Mittlerweile ist das Festival, das dieses Jahr in die 27. Runde ging, eine Institution. Es wird von der Istanbuler Stiftung für Kultur und Kunst (IKSV) veranstaltet, die von dem türkischen Familienpharmakonzern Eczasibasi ins Leben gerufen wurde. Sie organisiert auch das Istanbuler Jazzfestival und alle zwei Jahre ein Theaterfestival und die Biennale Istanbul. Alles hatte ganz klein begonnen: 1982, damals noch im Rahmen des "Internationalen Istanbul Festivals" zeigte man sechs Filme, die sich mit Kunst im Allgemeinen auseinandersetzten. Das waren die "Istanbuler Filmtage".
Die Resonanz im Publikum war jedoch so groß, dass das Konzept der Filmtage ausgebaut wurde: 1983 wurden 36 Filme gezeigt, 1984 schon 44 und 1985 schließlich wurden ein internationaler und ein nationaler Wettbewerb ins Leben gerufen.
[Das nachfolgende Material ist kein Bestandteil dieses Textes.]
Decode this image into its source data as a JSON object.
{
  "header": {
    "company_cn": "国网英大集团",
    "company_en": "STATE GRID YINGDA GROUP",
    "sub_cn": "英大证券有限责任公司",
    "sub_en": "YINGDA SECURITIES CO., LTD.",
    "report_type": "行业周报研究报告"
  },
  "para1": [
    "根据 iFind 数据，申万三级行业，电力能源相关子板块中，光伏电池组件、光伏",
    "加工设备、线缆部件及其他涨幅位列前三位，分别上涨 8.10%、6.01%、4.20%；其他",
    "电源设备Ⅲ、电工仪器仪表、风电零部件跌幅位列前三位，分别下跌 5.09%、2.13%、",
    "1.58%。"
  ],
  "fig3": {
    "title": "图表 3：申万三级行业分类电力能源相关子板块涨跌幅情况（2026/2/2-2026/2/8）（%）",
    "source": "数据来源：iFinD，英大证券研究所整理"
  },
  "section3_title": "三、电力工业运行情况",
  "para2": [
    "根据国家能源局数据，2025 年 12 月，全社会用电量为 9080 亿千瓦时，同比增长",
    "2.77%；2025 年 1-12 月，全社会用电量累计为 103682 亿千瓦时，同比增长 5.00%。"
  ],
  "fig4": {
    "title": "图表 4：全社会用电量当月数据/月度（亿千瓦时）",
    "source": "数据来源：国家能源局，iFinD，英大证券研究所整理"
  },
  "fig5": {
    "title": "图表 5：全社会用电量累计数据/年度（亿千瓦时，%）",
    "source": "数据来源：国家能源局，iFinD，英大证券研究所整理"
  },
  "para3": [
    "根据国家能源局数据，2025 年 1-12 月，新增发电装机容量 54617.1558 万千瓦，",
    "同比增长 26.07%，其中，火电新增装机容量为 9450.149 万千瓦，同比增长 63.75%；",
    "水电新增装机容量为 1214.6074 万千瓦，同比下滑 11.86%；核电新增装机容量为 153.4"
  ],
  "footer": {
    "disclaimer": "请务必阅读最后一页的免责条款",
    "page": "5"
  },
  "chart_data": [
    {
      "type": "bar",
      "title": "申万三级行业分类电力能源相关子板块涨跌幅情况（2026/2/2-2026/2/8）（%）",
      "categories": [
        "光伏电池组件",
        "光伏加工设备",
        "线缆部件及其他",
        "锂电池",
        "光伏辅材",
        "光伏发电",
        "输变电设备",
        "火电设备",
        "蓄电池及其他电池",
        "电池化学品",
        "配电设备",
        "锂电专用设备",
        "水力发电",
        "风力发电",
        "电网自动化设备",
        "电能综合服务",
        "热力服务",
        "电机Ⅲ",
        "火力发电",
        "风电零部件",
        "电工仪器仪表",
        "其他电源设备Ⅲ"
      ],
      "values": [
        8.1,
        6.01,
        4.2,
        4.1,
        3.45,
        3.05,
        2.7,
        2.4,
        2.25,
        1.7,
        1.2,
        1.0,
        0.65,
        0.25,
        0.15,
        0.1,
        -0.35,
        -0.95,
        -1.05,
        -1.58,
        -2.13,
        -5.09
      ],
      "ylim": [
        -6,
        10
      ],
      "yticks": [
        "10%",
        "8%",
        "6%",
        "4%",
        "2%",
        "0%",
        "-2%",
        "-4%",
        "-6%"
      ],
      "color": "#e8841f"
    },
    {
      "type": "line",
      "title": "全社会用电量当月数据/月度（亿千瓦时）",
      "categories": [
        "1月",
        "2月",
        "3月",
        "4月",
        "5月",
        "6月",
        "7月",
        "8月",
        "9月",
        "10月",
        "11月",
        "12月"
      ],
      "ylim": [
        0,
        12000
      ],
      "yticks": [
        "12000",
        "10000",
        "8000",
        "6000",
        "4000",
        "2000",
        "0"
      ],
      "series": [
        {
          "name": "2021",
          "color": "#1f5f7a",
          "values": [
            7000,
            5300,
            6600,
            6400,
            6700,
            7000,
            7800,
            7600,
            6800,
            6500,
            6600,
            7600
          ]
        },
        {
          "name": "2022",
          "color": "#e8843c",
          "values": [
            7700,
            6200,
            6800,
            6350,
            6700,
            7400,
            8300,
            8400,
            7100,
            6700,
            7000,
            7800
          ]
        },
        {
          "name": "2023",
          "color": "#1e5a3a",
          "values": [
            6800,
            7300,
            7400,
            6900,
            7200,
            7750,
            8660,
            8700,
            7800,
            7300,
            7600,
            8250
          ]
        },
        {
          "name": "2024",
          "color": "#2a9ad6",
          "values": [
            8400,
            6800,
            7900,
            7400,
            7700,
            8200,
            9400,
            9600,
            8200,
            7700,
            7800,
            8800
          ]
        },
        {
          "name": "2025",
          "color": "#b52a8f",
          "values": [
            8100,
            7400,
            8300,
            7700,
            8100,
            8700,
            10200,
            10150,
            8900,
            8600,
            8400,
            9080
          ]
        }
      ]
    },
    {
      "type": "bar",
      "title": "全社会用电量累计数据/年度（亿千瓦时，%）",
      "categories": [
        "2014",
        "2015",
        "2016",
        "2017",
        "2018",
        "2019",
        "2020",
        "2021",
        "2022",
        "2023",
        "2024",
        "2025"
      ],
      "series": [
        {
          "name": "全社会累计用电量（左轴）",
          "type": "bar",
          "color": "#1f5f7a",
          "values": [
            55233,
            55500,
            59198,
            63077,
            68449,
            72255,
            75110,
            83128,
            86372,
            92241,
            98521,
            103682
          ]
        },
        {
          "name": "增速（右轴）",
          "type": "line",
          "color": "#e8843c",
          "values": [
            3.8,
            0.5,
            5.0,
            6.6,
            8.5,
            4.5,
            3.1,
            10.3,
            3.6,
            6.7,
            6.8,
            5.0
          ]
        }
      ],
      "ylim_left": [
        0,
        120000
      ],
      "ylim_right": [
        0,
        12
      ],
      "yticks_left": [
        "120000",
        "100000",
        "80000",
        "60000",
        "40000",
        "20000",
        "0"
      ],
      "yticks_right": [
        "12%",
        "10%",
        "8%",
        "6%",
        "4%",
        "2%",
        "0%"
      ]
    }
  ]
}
Den Hauptpreis des Festivals, die Goldene Tulpe, gewann in diesem Jahr der Regisseur Semih Kaplanoglu für den ersten Teil seiner Yusuf-Trilogie "Yumurta / Ei". Der Film feierte seine Premiere letztes Jahr in Cannes in der Reihe "Quinzaine des Realisateurs" und wurde im Ausland und in der Türkei mit Preisen überschüttet. Erzählt wird die Geschichte des Dichters Yusuf, der einen Gebrauchtbuchladen in Istanbul besitzt und nach dem Tod seiner Mutter in sein Heimatdorf Tire an der Ägäis zurückkehrt, um, so hatte es sich seine Mutter vor ihrem Tod gewünscht, einen Hammel zu opfern. "Yumurta", so Semih Kaplanoglu in einem Interview, sei eine Einladung zum Erinnern. Die Trilogie um den Dichter Yusuf bewegt sich chronologisch zurück: Geht es in "Yumurta" um den Tod der Mutter, wird in der Fortsetzung "Süt / Milch" vom Abschied Yusufs aus Tire erzählen und im dritten Teil, "Bal / Honig", mit seiner Geburt. "Yumurta", der mit minimalistischer Narration und wenigen Dialogen auskommt, konzentriert sich auf die wenigen Charaktere, auf die Zeit. Zeit, die stillsteht, Zeit die vergeht. Die Yusuf-Trilogie, erläutert der Regisseur, soll auch helfen, den Schmerz verrinnender Zeit zu ertragen.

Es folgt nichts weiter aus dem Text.